Algunos creyeron, pero el efecto general fue que los judíos decidieron condenar
a muerte a Jesús".
El apóstol sabe muy bien que los milagros no son remedios contra la
incredulidad. Si Lázaro y sus hermanas hubieran creído hacer algún favor al
triunfo de Cristo, «ayudándole» con un supuesto milagro, habrían demostrado,
entre otras cosas, muy corta inteligencia y mucho desconocimiento de la
realidad. Habrían, en definitiva, acelerado su muerte. Porque los fariseos poco
hubieran tenido que temer de Cristo si éste hubiera sido un impostor. Era el
conocimiento de su poder divino lo que les empujaba a la acción, porque eso era
lo que le volvía verdaderamente peligroso. No niegan sus milagros. Al
contrario: lo que les alarma es precisamente que
hace muchos, y que la gente le seguirá cada vez en mayor número. Estrecharán
el cerco, no porque le crean un impostor, sino porque se dan cuenta de que no
lo es.
Jesús lo sabe. Tenía razón en el fondo Tomás al decir que subir a Jerusalén era
ascender a la muerte.
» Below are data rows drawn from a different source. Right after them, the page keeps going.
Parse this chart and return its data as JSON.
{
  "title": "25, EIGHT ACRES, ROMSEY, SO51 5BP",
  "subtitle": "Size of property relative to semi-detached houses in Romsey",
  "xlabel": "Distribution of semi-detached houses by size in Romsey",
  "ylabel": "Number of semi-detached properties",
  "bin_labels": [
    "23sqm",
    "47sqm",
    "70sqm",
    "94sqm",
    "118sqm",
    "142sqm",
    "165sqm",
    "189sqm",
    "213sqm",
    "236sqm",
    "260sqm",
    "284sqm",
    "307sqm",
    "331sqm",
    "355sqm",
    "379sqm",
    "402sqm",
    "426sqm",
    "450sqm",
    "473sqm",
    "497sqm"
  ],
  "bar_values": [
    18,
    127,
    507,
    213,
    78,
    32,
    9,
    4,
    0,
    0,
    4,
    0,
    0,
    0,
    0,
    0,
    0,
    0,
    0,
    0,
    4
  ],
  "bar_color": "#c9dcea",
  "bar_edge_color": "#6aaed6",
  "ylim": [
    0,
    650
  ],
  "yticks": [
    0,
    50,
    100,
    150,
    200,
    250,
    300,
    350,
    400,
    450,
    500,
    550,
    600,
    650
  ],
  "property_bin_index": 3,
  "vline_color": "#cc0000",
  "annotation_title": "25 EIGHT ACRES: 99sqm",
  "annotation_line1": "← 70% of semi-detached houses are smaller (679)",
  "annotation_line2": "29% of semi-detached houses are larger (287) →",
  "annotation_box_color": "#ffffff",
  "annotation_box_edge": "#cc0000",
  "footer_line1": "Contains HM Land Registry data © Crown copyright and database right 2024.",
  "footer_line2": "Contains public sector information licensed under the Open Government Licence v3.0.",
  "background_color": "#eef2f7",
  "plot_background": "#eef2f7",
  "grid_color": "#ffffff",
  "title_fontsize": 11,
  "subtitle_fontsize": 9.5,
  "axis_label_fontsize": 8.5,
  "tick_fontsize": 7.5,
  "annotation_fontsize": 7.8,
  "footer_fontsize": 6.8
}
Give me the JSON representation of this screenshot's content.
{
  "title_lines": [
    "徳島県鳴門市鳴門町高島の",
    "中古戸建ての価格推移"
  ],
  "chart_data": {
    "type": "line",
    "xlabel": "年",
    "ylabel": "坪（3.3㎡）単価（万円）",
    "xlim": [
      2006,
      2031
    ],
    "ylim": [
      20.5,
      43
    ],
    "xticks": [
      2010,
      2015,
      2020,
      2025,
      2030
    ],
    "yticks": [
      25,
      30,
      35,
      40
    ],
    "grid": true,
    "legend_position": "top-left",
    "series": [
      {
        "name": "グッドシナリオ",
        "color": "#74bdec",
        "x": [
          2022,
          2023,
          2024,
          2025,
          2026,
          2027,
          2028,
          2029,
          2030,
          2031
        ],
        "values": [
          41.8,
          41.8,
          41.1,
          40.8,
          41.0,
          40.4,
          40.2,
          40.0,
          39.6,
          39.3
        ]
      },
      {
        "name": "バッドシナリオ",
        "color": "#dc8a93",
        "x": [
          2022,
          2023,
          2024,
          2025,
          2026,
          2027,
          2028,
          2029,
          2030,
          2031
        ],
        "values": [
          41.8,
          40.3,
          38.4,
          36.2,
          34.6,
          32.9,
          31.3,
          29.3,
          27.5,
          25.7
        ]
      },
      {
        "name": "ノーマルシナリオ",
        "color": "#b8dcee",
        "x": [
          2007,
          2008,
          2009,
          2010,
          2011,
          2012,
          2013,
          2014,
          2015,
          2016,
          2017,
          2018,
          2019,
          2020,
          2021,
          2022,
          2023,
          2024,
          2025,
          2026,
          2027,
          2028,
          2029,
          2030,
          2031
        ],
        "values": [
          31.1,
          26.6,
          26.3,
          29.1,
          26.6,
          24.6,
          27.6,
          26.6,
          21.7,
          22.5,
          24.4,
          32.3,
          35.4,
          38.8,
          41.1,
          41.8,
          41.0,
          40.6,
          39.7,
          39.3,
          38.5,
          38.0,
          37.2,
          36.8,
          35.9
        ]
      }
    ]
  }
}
Jesús no sólo se ha metido en la madriguera del lobo,
sino que le ha provocado con un milagro irrefutable. La resurrección de Lázaro
no dejaba escapatoria: o creían en éI, o le mataban. Y habían decidido no creer
en él. Por eso esta resurrección era el sello de su muerte. Pero aún no había
llegado su hora. Por eso señala el evangelista que, después de estos hechos,
Jesús ya no andaba en público entre los judíos; antes se fue a una región
próxima al desierto, a una ciudad llamada Efrem, y allí moraba con los discípulos
(Jn 11, 54).
4. LAS OTRAS LÁGRIMAS
Lo que no podía evitar Jesús era la tristeza. Y no muchos días más tarde sus
ojos volverían a llenarse de lágrimas. Pero de lágrimas esta vez diferentes:
Así que estuvo cerca, al ver la ciudad, lloró sobre ella, diciendo: ¡Si al menos en este día comprendieras los caminos que
llevan a la paz! Pero no, no tienes ojos para verlo (Lc 19, 41). No
tenían ojos, efectivamente. Ante sus ojos se les había puesto la prueba
definitiva: habían visto un muerto de cuatro días levantándose con sólo una
palabra; había ocurrido a la luz del día y ante todo tipo de testigos,
amistosos y hostiles; tenían allí al resucitado con quien podían conversar y
cuyas manos tocaban. Pero su única conclusión era que tenían que matar al
taumaturgo y que eliminar su prueba.
Es por esta ceguera por lo que ahora llora Cristo. Un día, esa ciudad que ahora
duerme a sus plantas bajo el sol, será asolada porque no supo, no quiso
entender. Y serán los jefes de ese pueblo los supremos responsables; los mismos
que acudieron a Betania seguros de que Jesús no se atrevería a actuar ante sus
ojos; los mismos que de allí salieron con el corazón más emponzoñado y con una
decisión tomada. Y Jesús ve ya esa ciudad destruida, arrasada, sin que quede en
pie una piedra sobre otra. Y llora. Porque quiere a esta ciudad como quería a
Lázaro. Pero sabe que si él puede vencer a la muerte y a la corrupción de la
carne, se encuentra maniatado ante un alma que quiere cegarse a sí misma. El es
la resurrección y la vida, pero sólo para quien cree en él. Lázaro, en
realidad, dormía. Su alma no se había corrompido, no olía a podredumbre. Los
fariseos, que horas más tarde regresaban hacia sus madrigueras, creían estar
vivos. Pero sus almas olían mucho peor que la tumba de Lázaro.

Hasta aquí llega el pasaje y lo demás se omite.